IV. Esther conceals her Jewish identity. 2:10-11

1. Esther had not revealed her people because her cousin Mordecai had instructed her not to reveal her heritage. Every day Mordecai we see in verse 11 paced in front of the court of the women’s quarters, to learn of Esther’s welfare and what was happening to her. Normally, there is never a good reason for hiding the fact that we are Christians. We can’t live a life of denial and expect God to recognize us. However, we do recognize that there are situations where God may have us be discreet about our Christian identity not for the purposes of permanently concealing it, but waiting for the opportune moment to reveal it. We ask the question were they complicit? If so, God used even their disobedience to fulfil His plan.

V. Esther is selected as queen. (Est 2:15-18)

1. Now when Esther turn came who was the daughter of Abihail (ab-ba- hyle) the uncle of Mordecai to go in to the king, she requested nothing but what Hegai the king’s eunuch, the custodian of the women, advised her to. Esther attained favor of all who saw her because of both Esther’s godliness and beauty. So Esther was taken to King Ahasuerus, into his royal palace, in the tenth month, which is the month of Tebeth, in the seventh year of his reign. Esther was selected to be the queen to king Ahasuerus.

2. Esther’s life so far has been remarkable. She was the child of Jewish exiles, who both died; she was raised by her cousin in a foreign and often hostile land; she was taken by compulsion into the king’s harem; she found favor with all whom she met; and she was finally selected to be the queen of the realm. As for the 399 who lost, they were banished to the harem where they stayed the wife or the concubine of the king, but rarely if ever saw him afterwards. And they were never free to marry another man, essentially living as a perpetual widow.

Application:
These courses of events were not a coincidence; God had a plan, and Esther is part of it. Proverbs 16:4 can give us a bit of insight. The LORD hath made all things for himself: yea, even the wicked for the day of evil. A disaster is forthcoming and God is working His plan using both the evil and the good. He did not create evil nor does he solicit any to do evil but evil cannot stop him. In exactly the same way, we have a place in God’s plan.

Wherever you are right now, God has a purpose for it and God has a reason. To this point, the story of Esther also shows us that in the outworking of His plan, God can use the evil and disobedient of man. We find assurance in the truth that no other person, no matter how evil they are, can defeat God’s plan for our life, no matter what they have done to you or will do.

Conclusion:

God turn these events to bringing Esther to a place where she could save the Jewish remnant.
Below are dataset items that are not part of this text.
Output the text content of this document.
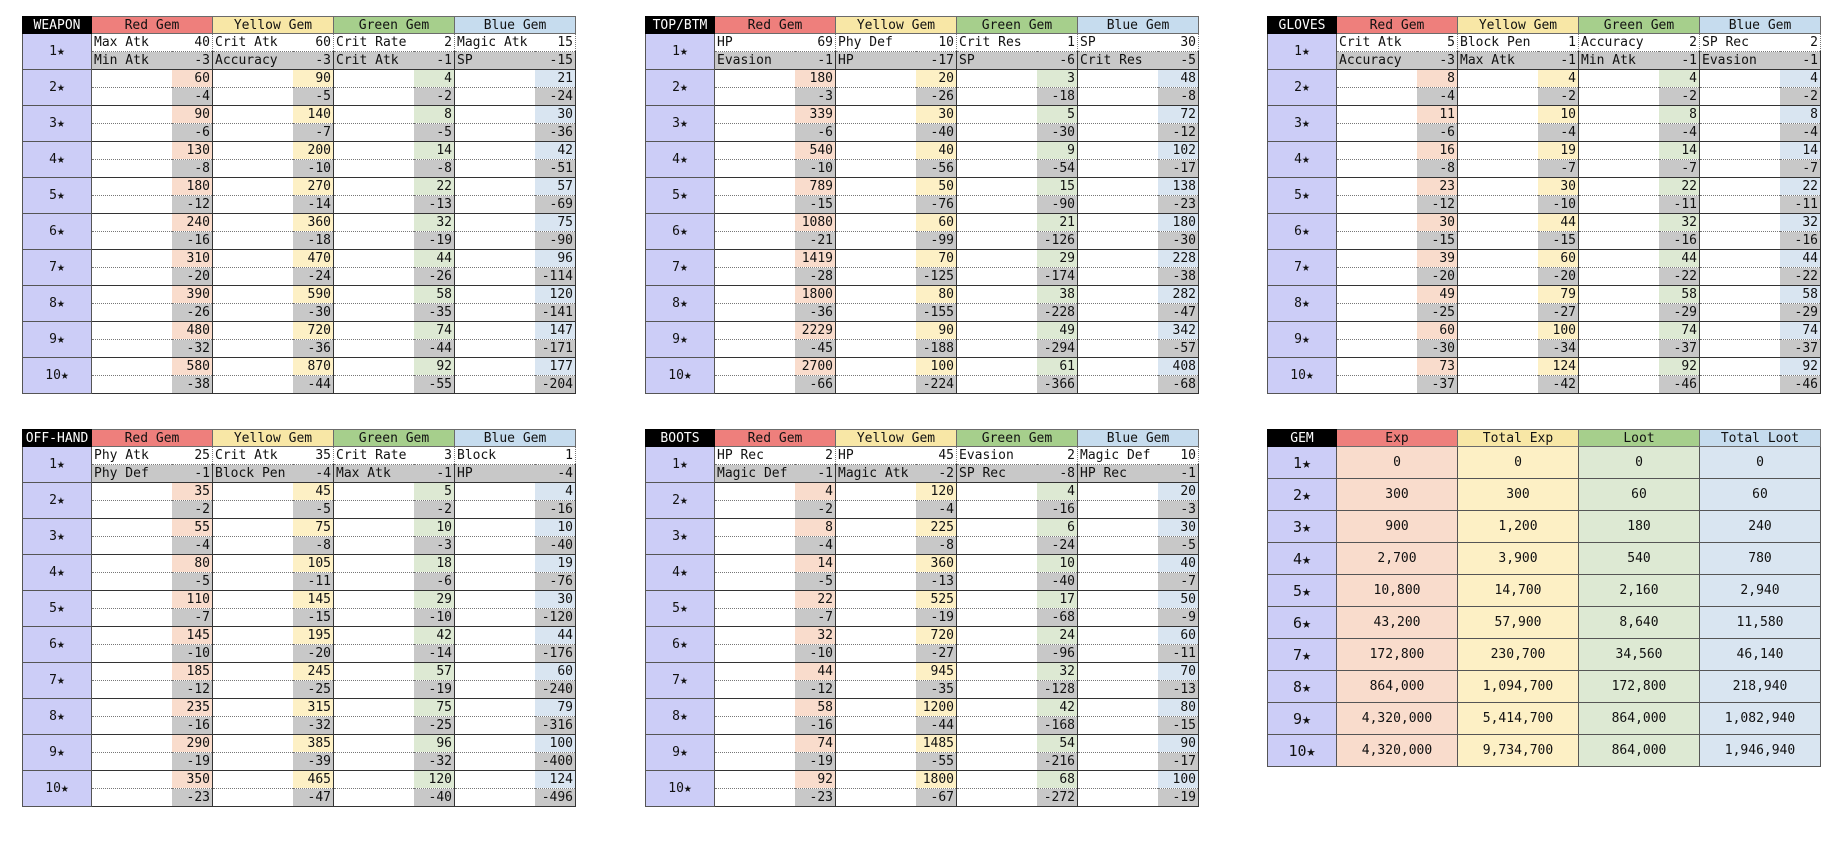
WEAPON	Red Gem		Yellow Gem		Green Gem		Blue Gem	
1★	Max Atk	40	Crit Atk	60	Crit Rate	2	Magic Atk	15
	Min Atk	-3	Accuracy	-3	Crit Atk	-1	SP	-15
2★		60		90		4		21
		-4		-5		-2		-24
3★		90		140		8		30
		-6		-7		-5		-36
4★		130		200		14		42
		-8		-10		-8		-51
5★		180		270		22		57
		-12		-14		-13		-69
6★		240		360		32		75
		-16		-18		-19		-90
7★		310		470		44		96
		-20		-24		-26		-114
8★		390		590		58		120
		-26		-30		-35		-141
9★		480		720		74		147
		-32		-36		-44		-171
10★		580		870		92		177
		-38		-44		-55		-204
TOP/BTM	Red Gem		Yellow Gem		Green Gem		Blue Gem	
1★	HP	69	Phy Def	10	Crit Res	1	SP	30
	Evasion	-1	HP	-17	SP	-6	Crit Res	-5
2★		180		20		3		48
		-3		-26		-18		-8
3★		339		30		5		72
		-6		-40		-30		-12
4★		540		40		9		102
		-10		-56		-54		-17
5★		789		50		15		138
		-15		-76		-90		-23
6★		1080		60		21		180
		-21		-99		-126		-30
7★		1419		70		29		228
		-28		-125		-174		-38
8★		1800		80		38		282
		-36		-155		-228		-47
9★		2229		90		49		342
		-45		-188		-294		-57
10★		2700		100		61		408
		-66		-224		-366		-68
GLOVES	Red Gem		Yellow Gem		Green Gem		Blue Gem	
1★	Crit Atk	5	Block Pen	1	Accuracy	2	SP Rec	2
	Accuracy	-3	Max Atk	-1	Min Atk	-1	Evasion	-1
2★		8		4		4		4
		-4		-2		-2		-2
3★		11		10		8		8
		-6		-4		-4		-4
4★		16		19		14		14
		-8		-7		-7		-7
5★		23		30		22		22
		-12		-10		-11		-11
6★		30		44		32		32
		-15		-15		-16		-16
7★		39		60		44		44
		-20		-20		-22		-22
8★		49		79		58		58
		-25		-27		-29		-29
9★		60		100		74		74
		-30		-34		-37		-37
10★		73		124		92		92
		-37		-42		-46		-46
OFF-HAND	Red Gem		Yellow Gem		Green Gem		Blue Gem	
1★	Phy Atk	25	Crit Atk	35	Crit Rate	3	Block	1
	Phy Def	-1	Block Pen	-4	Max Atk	-1	HP	-4
2★		35		45		5		4
		-2		-5		-2		-16
3★		55		75		10		10
		-4		-8		-3		-40
4★		80		105		18		19
		-5		-11		-6		-76
5★		110		145		29		30
		-7		-15		-10		-120
6★		145		195		42		44
		-10		-20		-14		-176
7★		185		245		57		60
		-12		-25		-19		-240
8★		235		315		75		79
		-16		-32		-25		-316
9★		290		385		96		100
		-19		-39		-32		-400
10★		350		465		120		124
		-23		-47		-40		-496
BOOTS	Red Gem		Yellow Gem		Green Gem		Blue Gem	
1★	HP Rec	2	HP	45	Evasion	2	Magic Def	10
	Magic Def	-1	Magic Atk	-2	SP Rec	-8	HP Rec	-1
2★		4		120		4		20
		-2		-4		-16		-3
3★		8		225		6		30
		-4		-8		-24		-5
4★		14		360		10		40
		-5		-13		-40		-7
5★		22		525		17		50
		-7		-19		-68		-9
6★		32		720		24		60
		-10		-27		-96		-11
7★		44		945		32		70
		-12		-35		-128		-13
8★		58		1200		42		80
		-16		-44		-168		-15
9★		74		1485		54		90
		-19		-55		-216		-17
10★		92		1800		68		100
		-23		-67		-272		-19
GEM	Exp	Total Exp	Loot	Total Loot
1★	0	0	0	0
2★	300	300	60	60
3★	900	1,200	180	240
4★	2,700	3,900	540	780
5★	10,800	14,700	2,160	2,940
6★	43,200	57,900	8,640	11,580
7★	172,800	230,700	34,560	46,140
8★	864,000	1,094,700	172,800	218,940
9★	4,320,000	5,414,700	864,000	1,082,940
10★	4,320,000	9,734,700	864,000	1,946,940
God’s providential care usurped the plans of men to save a race of people. God still works that way today. I believe that nothing happens in our lives as a result of coincidence. God has a master plan that He is working out in the world and in our lives, and every single situation that occurs happens for a reason. The people we meet and run into, the things we experience, etc., all are working according to God’s plans. Even when men are wicked and refuse His will in their lives, God is still working His plans out in the world in spite of them.